(Reuters) – Levi Strauss & Co forecast annual sales above Wall Street estimates on Wednesday, in a sign that demand for its jeans is holding up better than feared even as consumers shift to purchase more non-denim and office-friendly clothing.
The San Francisco-based jeans maker also got a boost from strong performance at its other brands, including Dockers and Beyond Yoga, helping it cushion a 5% drop in revenue from the Americas region.
With shoppers now buying more non-denim bottoms such as formal trousers and cargo pants, analysts have flagged uncertainty around denim demand in the near-term, with Coresight Research forecasting a decline in the U.S. jeans market in 2023.
However, Levi’s said it saw more consumers shopping at its stores in the Americas and Asia, boosting its direct-to-consumer business.
The direct-to-consumer business accounts for 36% of the company’s total revenue, according to UBS analyst Jay Sole.
That, coupled with higher prices of its jeans, helped Levi’s project net revenues between $6.3 billion and $6.4 billion for fiscal 2023, compared with analysts’ average estimate of $6.27 billion, according to Refinitiv IBES data.
Net revenue from Levi’s other brands jumped 28% to $127 million in the reported quarter, helping the company cushion a blow from an 18% slump in sales in Europe, stemming from macroeconomic pressures in the region and the suspension of business in Russia.

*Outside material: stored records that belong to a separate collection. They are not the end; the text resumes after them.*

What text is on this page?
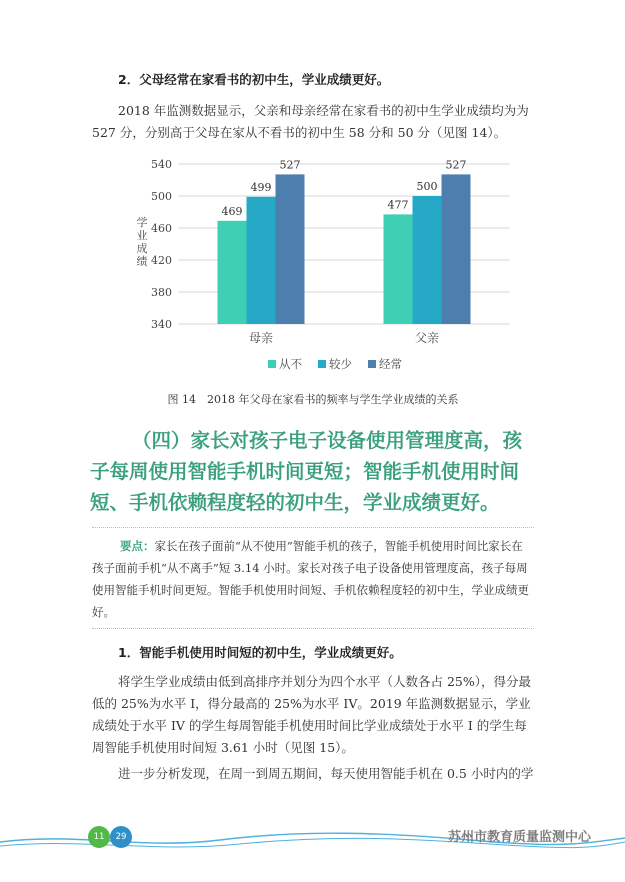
2．父母经常在家看书的初中生，学业成绩更好。
2018 年监测数据显示，父亲和母亲经常在家看书的初中生学业成绩均为为 527 分，分别高于父母在家从不看书的初中生 58 分和 50 分（见图 14）。
340
380
420
460
500
540
学
业
成
绩
469
499
527
母亲
477
500
527
父亲
从不 较少 经常
图 14　2018 年父母在家看书的频率与学生学业成绩的关系
（四）家长对孩子电子设备使用管理度高，孩子每周使用智能手机时间更短；智能手机使用时间短、手机依赖程度轻的初中生，学业成绩更好。
要点：家长在孩子面前“从不使用”智能手机的孩子，智能手机使用时间比家长在孩子面前手机“从不离手”短 3.14 小时。家长对孩子电子设备使用管理度高，孩子每周使用智能手机时间更短。智能手机使用时间短、手机依赖程度轻的初中生，学业成绩更好。
1．智能手机使用时间短的初中生，学业成绩更好。
将学生学业成绩由低到高排序并划分为四个水平（人数各占 25%），得分最低的 25%为水平 I，得分最高的 25%为水平 IV。2019 年监测数据显示，学业成绩处于水平 IV 的学生每周智能手机使用时间比学业成绩处于水平 I 的学生每周智能手机使用时间短 3.61 小时（见图 15）。
进一步分析发现，在周一到周五期间，每天使用智能手机在 0.5 小时内的学
11	29	苏州市教育质量监测中心
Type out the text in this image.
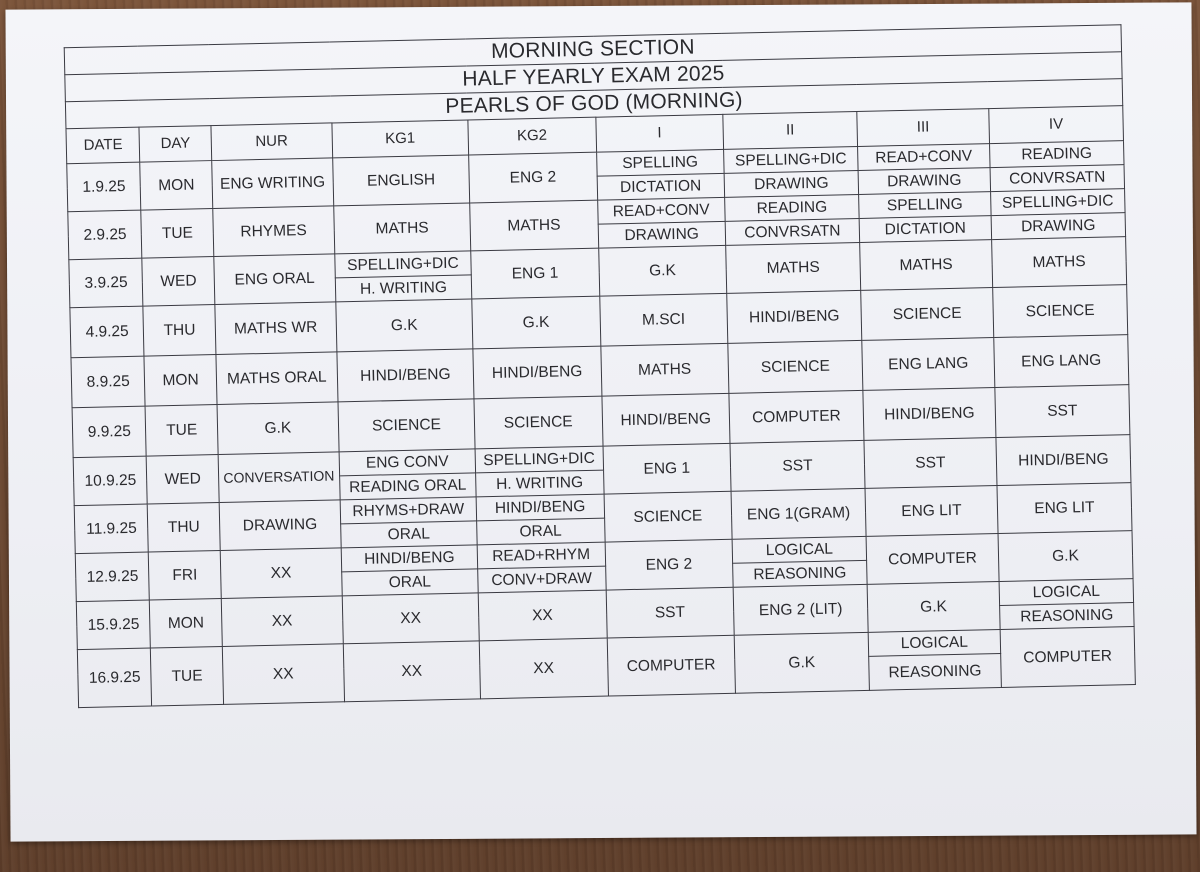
MORNING SECTION								
HALF YEARLY EXAM 2025								
PEARLS OF GOD (MORNING)								
DATE	DAY	NUR	KG1	KG2	I	II	III	IV
1.9.25	MON	ENG WRITING	ENGLISH	ENG 2	SPELLING	SPELLING+DIC	READ+CONV	READING
					DICTATION	DRAWING	DRAWING	CONVRSATN
2.9.25	TUE	RHYMES	MATHS	MATHS	READ+CONV	READING	SPELLING	SPELLING+DIC
					DRAWING	CONVRSATN	DICTATION	DRAWING
3.9.25	WED	ENG ORAL	SPELLING+DIC	ENG 1	G.K	MATHS	MATHS	MATHS
			H. WRITING					
4.9.25	THU	MATHS WR	G.K	G.K	M.SCI	HINDI/BENG	SCIENCE	SCIENCE
8.9.25	MON	MATHS ORAL	HINDI/BENG	HINDI/BENG	MATHS	SCIENCE	ENG LANG	ENG LANG
9.9.25	TUE	G.K	SCIENCE	SCIENCE	HINDI/BENG	COMPUTER	HINDI/BENG	SST
10.9.25	WED	CONVERSATION	ENG CONV	SPELLING+DIC	ENG 1	SST	SST	HINDI/BENG
			READING ORAL	H. WRITING				
11.9.25	THU	DRAWING	RHYMS+DRAW	HINDI/BENG	SCIENCE	ENG 1(GRAM)	ENG LIT	ENG LIT
			ORAL	ORAL				
12.9.25	FRI	XX	HINDI/BENG	READ+RHYM	ENG 2	LOGICAL	COMPUTER	G.K
			ORAL	CONV+DRAW		REASONING		
15.9.25	MON	XX	XX	XX	SST	ENG 2 (LIT)	G.K	LOGICAL
								REASONING
16.9.25	TUE	XX	XX	XX	COMPUTER	G.K	LOGICAL	COMPUTER
							REASONING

Despite higher prices, Levi’s adjusted gross margin fell 230 basis points to 55.8% in the fourth quarter, owing to currency pressures, higher product costs and holiday promotions.
The company said it now expects full-year adjusted profit between $1.30 and $1.40 per share, in line with analysts average estimate of $1.35 per share.
Levi’s net revenue declined about 6% to $1.59 billion in the fourth quarter, edging past estimates of $1.57 billion.